Shooting Dinosaurs: Ogden on the Georgian Film Industry
OPED
Everyone knows that Georgians are fiercely proud of their country, food and history; it is made abundantly clear to any visitor within hours of arriving in this country. Yet Georgians are also enamoured with their cinema industry, and with good reason.
Georgians are an inherently dramatic people, which (from what I’ve seen) makes them natural actors. Not that I’m an expert; I studied drama at school because I was useless at art and downright dangerous in the design technology workshop, and had a small part on a Georgian soap opera last year (as a result of which I now have a devoted fanbase of women aged over 70).
However, the experience at least taught me when people are uncomfortable and very aware that they are on camera...mostly because I looked as though someone had a gun to my head, while the Georgians around me performed with ease. Even people off the street who were roped into being extras suddenly starting acting (in every sense of the word) as though they’d been to drama school with Clooney and Depp. Damned convincing they were, too. I suppose quality actors are necessary due to the fact that Georgia does not have Hollywood’s millions at its disposal; there’s no room for any graduates of the Nicholas Cage school of acting here.
The Georgian films that I’ve seen seem to attempt to paint a very realistic picture of things in this country as they are or were. Nana Ekvtimishvili’s ‘In Bloom’ is a stark portrait of Georgian life in the chaos of the 1990s, while Rusudan Chkonia’s ‘Keep Smiling’ shows Georgian poverty, desperation and misogyny at their best.
But if you ask me, there’s room for improvement.
Not that I’m pretentious in my cinematic tastes; the only times I’ve sat through arthouse films have been to impress various lunatic arty girls in my youth (which was a price worth paying in the end, to be honest). I’m more of a car chase and gunfight sort of chap. I’m not suggesting Georgian films should have more of those, mostly because anybody filming a car chase in this country would have difficulty in conveying to the audience which is the car chase and which is passing traffic, but I do think that Georgia needs to show the country for what it is in its films.
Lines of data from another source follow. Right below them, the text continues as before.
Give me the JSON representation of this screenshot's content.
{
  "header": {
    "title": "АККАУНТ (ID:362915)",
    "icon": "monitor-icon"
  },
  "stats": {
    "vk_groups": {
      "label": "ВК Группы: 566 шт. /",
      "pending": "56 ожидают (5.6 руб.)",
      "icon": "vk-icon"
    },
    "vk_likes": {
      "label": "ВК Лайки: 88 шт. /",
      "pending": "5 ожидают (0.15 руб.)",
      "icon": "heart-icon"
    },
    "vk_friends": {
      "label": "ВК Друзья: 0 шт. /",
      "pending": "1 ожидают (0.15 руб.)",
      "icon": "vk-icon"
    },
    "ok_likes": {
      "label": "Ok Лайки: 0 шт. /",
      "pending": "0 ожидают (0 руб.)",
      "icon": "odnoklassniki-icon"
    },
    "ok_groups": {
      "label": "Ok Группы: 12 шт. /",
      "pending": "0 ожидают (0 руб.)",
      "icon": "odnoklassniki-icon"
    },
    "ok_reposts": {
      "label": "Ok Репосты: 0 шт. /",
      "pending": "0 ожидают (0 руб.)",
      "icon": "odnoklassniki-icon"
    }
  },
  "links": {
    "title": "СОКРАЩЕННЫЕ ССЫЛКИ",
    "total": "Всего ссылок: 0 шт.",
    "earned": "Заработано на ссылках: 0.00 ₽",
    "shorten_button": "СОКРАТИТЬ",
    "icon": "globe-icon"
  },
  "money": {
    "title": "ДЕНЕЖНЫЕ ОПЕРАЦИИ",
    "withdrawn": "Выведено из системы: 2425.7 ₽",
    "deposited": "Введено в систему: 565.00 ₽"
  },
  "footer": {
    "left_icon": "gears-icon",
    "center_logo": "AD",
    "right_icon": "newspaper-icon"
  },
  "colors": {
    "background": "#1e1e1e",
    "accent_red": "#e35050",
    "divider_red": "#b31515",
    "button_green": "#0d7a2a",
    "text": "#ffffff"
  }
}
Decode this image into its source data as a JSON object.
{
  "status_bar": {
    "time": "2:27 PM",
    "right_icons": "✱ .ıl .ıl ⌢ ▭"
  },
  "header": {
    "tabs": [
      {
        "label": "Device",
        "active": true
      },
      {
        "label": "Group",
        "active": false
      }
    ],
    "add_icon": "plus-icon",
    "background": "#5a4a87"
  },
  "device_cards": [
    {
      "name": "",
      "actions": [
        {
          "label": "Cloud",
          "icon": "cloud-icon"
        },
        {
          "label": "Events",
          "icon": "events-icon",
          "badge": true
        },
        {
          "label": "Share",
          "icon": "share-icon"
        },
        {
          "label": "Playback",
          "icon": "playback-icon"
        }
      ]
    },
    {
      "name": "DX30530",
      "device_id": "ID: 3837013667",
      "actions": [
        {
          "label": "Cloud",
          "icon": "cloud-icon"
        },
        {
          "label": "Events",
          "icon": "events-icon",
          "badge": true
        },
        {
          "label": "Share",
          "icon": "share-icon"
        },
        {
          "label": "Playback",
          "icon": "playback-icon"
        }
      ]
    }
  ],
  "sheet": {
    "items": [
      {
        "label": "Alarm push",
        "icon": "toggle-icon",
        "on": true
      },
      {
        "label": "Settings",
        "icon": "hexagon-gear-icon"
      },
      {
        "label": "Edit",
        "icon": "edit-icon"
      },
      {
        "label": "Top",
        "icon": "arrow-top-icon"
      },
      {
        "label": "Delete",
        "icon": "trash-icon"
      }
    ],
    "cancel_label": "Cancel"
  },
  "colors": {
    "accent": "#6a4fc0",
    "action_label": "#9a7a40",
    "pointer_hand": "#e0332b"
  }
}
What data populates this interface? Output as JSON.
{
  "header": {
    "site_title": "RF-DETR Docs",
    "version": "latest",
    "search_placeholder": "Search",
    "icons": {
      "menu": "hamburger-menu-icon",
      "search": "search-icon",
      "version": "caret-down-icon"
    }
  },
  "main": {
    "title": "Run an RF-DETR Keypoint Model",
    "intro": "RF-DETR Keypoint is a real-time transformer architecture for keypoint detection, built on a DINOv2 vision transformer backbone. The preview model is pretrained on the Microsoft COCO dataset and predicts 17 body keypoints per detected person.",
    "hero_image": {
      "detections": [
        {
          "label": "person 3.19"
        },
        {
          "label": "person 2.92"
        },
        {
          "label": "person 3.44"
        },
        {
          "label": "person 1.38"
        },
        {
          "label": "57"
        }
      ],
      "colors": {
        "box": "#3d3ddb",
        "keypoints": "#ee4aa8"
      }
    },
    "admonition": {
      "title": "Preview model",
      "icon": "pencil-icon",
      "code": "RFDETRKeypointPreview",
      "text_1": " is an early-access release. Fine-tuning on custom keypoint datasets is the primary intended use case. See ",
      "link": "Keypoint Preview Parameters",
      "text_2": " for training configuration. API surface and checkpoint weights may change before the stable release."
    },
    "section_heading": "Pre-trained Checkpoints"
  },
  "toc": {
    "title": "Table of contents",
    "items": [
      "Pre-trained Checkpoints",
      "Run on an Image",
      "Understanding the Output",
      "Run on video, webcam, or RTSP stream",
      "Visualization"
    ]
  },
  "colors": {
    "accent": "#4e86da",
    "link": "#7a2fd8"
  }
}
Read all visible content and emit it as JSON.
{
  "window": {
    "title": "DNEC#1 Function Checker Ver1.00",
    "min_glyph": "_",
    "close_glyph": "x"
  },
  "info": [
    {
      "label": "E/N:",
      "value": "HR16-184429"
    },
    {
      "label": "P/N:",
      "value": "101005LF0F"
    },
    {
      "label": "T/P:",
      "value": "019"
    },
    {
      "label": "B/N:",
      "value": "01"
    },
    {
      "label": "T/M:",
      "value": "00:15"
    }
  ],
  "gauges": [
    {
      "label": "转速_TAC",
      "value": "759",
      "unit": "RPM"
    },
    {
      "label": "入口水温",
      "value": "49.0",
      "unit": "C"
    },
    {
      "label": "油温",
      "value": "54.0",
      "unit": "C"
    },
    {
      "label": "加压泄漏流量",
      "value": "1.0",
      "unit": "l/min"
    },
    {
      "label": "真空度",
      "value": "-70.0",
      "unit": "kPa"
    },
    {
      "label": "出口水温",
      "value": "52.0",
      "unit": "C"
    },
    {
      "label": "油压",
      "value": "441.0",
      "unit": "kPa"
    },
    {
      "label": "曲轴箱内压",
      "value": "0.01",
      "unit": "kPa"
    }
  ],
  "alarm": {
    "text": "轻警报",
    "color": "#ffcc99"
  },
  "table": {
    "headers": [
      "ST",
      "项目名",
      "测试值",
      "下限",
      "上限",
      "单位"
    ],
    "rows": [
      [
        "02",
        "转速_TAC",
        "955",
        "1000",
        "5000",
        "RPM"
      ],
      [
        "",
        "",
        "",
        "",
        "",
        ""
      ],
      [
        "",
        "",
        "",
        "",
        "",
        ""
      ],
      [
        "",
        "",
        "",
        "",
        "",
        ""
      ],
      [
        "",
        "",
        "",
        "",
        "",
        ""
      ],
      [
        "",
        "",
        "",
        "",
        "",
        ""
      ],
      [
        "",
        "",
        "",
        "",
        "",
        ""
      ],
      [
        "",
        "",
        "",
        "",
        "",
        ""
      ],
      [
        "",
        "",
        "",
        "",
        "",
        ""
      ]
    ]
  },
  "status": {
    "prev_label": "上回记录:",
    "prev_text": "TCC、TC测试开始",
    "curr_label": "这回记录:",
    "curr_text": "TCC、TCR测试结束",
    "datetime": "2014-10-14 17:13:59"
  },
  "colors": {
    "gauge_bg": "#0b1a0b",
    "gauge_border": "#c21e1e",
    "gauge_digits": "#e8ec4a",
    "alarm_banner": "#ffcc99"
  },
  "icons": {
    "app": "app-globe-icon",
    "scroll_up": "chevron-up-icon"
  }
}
‘In Bloom’ is a fine picture, and deserved the accolades it got; the same can be said for Zaza Urushadze’s ‘Tangerines’. However, neither of these show Georgia the way it is today. The turmoil of the 1990s is over, and really, there’s been more than enough drama in the Georgia of the last five or six years. I’m quite sure that foreign audiences who know little and less about Georgia will fail to understand that the depressing circumstances of post-Soviet Georgia are now little more than memory, and Tbilisi is now the hipster capital of Eastern Europe. The Georgian Ministry of Economics is forever banging the touristic drum, but people will be far more likely to visit this place if they can see it for what it looks like now as opposed to what it once was.
I also think Georgians should do more comedy. Georgians are not a humourless people; far from it, in fact. Personally, I’m not enamoured with Georgian comedy as it is; even after jokes have been translated and explained, I’m still left wondering what was so funny. However, on a personal level Georgians rank alongside the British and the Russians as the funniest people I’ve met. I’m sure Georgians are capable of producing some natural, easy-going comedy movies, which reflect their day-to-day behaviour in ways that the contrived trash produced by people like Amiko Chokharadze never could.
Speaking of behaviour, I regret to say that this is something which also needs to change. Zaza Urushadze and his team embarrassed themselves in Hollywood by play-fighting in front of their waiting limousine and then falling asleep during the Oscars ceremony; hardly the behaviour of professional people who deserve to win such a prestigious award. Likewise, the two bosses of a film company I once worked for here managed to secure invitations to the London film festival’s networking meetings which spanned a week, but spent the time getting drunk on complimentary wine and came back with no useful contacts. People in the film industry must begin to appreciate that it is an industry and should be treated as such, otherwise prospective international co-producers will rapidly lose interest.
Yet I remain optimistic for Georgia’s cinematic future...but more gunfights, car chases and dinosaurs, please.